A fellow burst forth from the crowd, a man he knew: a fine Calabrian warrior who had lain down his arms and accepted a truce. He was Giovanni da Silva, young and intelligent, a man of God and of faith, and yet tonight, his eyes were as wild as those of a madman.
"Lord Conan!" he called. "We have accepted your rule—the peasants beneath you saw a kinder man than they had served before. But tonight, if you do not lead us against the devil horde of François de Venue, we will die to a man—indeed, the women and children among us as well!—if you do not take arms against the unholy butchery of your countrymen. Against him, the witch who commands the wind and fog, and the demon dogs that come before them. Lord Conan, you alone have the power to fight such unearthly demons, and you alone, blessed sire, must rid us of the monster queen who would slay us all."
"Good fellows, knights and peasants among you, surely you cannot believe that the woman is such a monster!" he called back.

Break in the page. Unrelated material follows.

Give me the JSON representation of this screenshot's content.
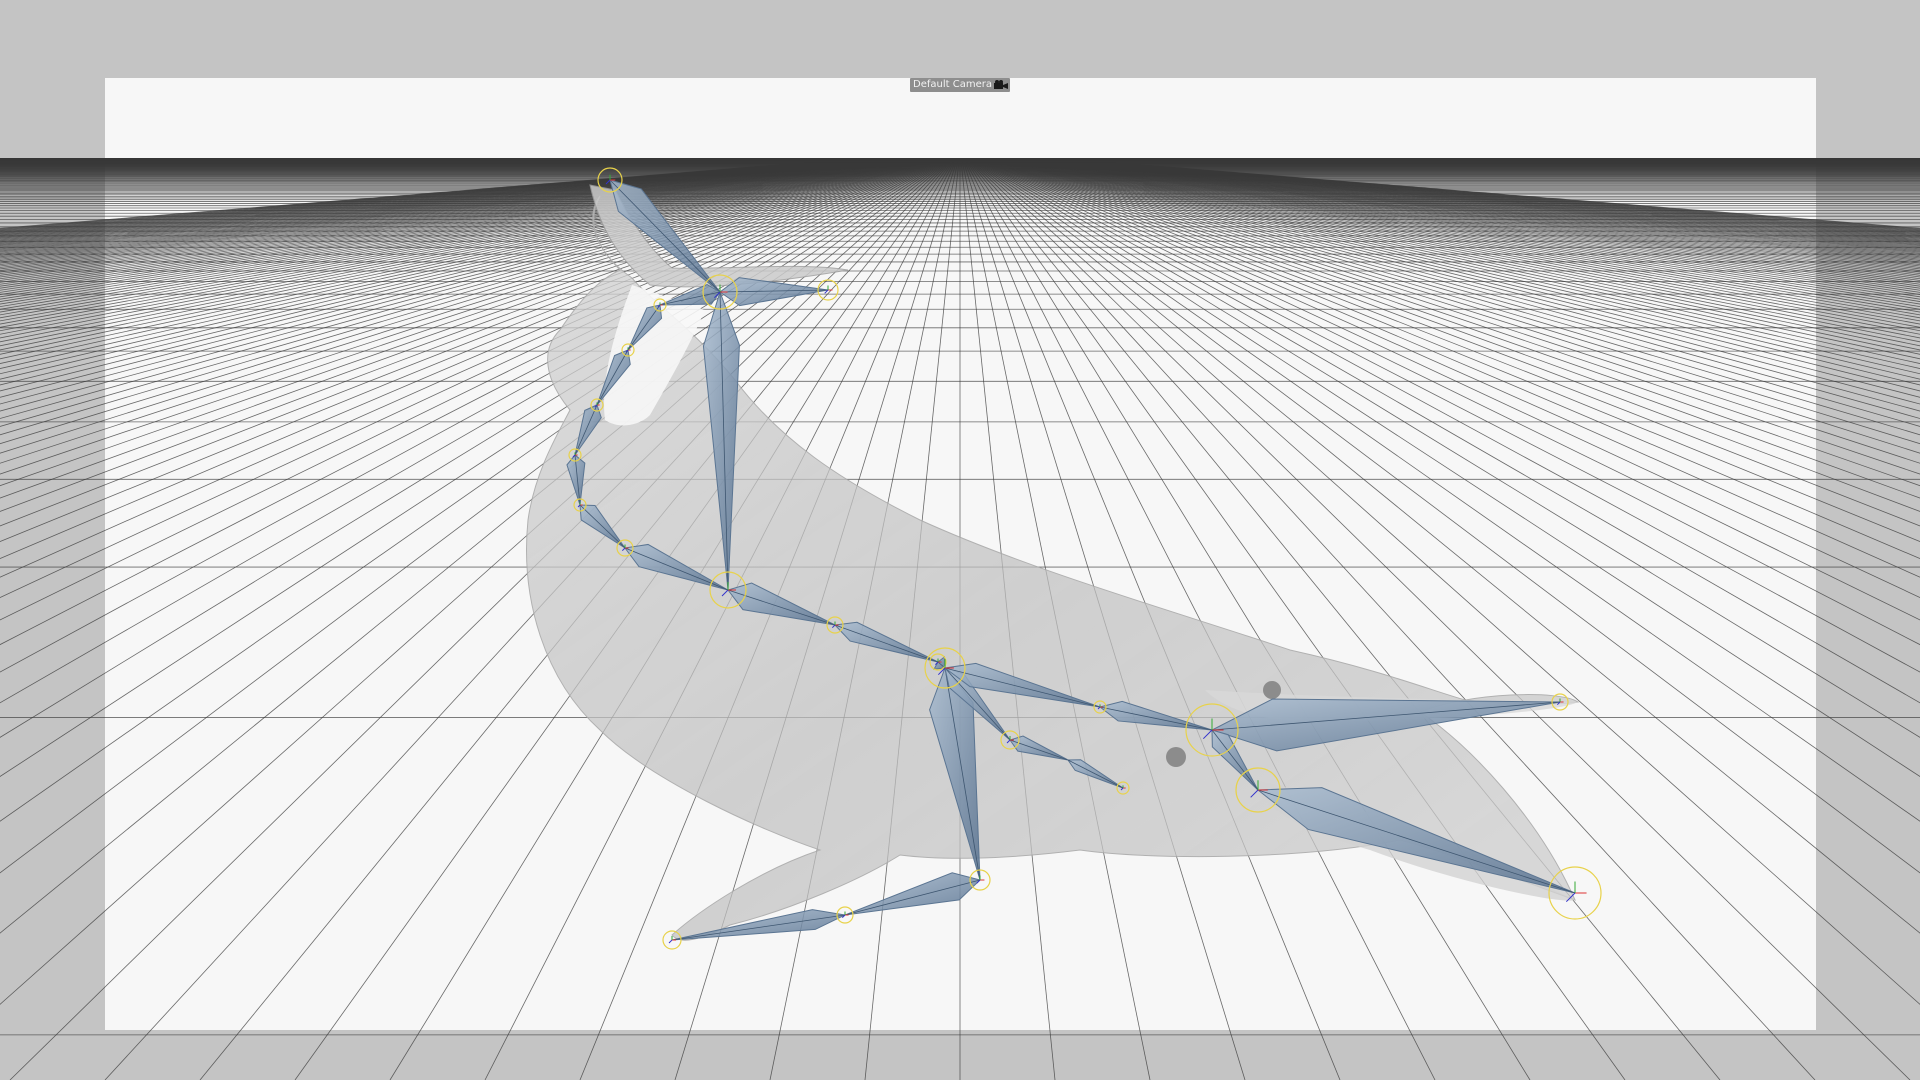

"Make way!" da Silva called, and a woman, young and slender, work-worn at a tender age, burst through with the bloody, battered body of a young lad in her arms.
"She did this!" the woman cried brokenly to him. "I saw her. Saw her stand upon the hill, and the demon dogs rushed around her, and laid claim to our village. I saw her! Saw her lift her hand, saw the light of hell in her eyes. If you do not stop her, slay her, she will tear down everything. By gracious God, dear Lord Conan!" She fell to the earth, her tears mingling with the blood of her son. "You must help us!"
From the southeast, a bloodcurdling howl suddenly encompassed the night. The earth itself seemed to tremble. Conan was not a man who feared battle, pain, or even death. Yet at the sound of that howling, he felt as if his blood grew cold and congealed in his veins. Fear trickled in icy rivulets along his spine.
Angrily, he ignored it, ignored the unholy unease that seemed to filter into his very being.
Wolves. Wolves crying to the moon by night, nothing more. Or wild dogs, perhaps, their one-time owners dead and decaying upon shorn fields where battle had taken place, now left to starve and rampage and ravage on their own.
"Wolves, or wild dogs," he said aloud.
"No! You don't understand, you've yet to see… you won't believe. You must come, now. You must lead us. They attack yet another village!" da Silva told him. "Lord Conan! For the love of God!"
He nodded. Best that he lead the forces against François and Valeria, who was surely forced to ride at his side, who must now have witnessed such horror that she stared upon it, her eyes glazed with dismay.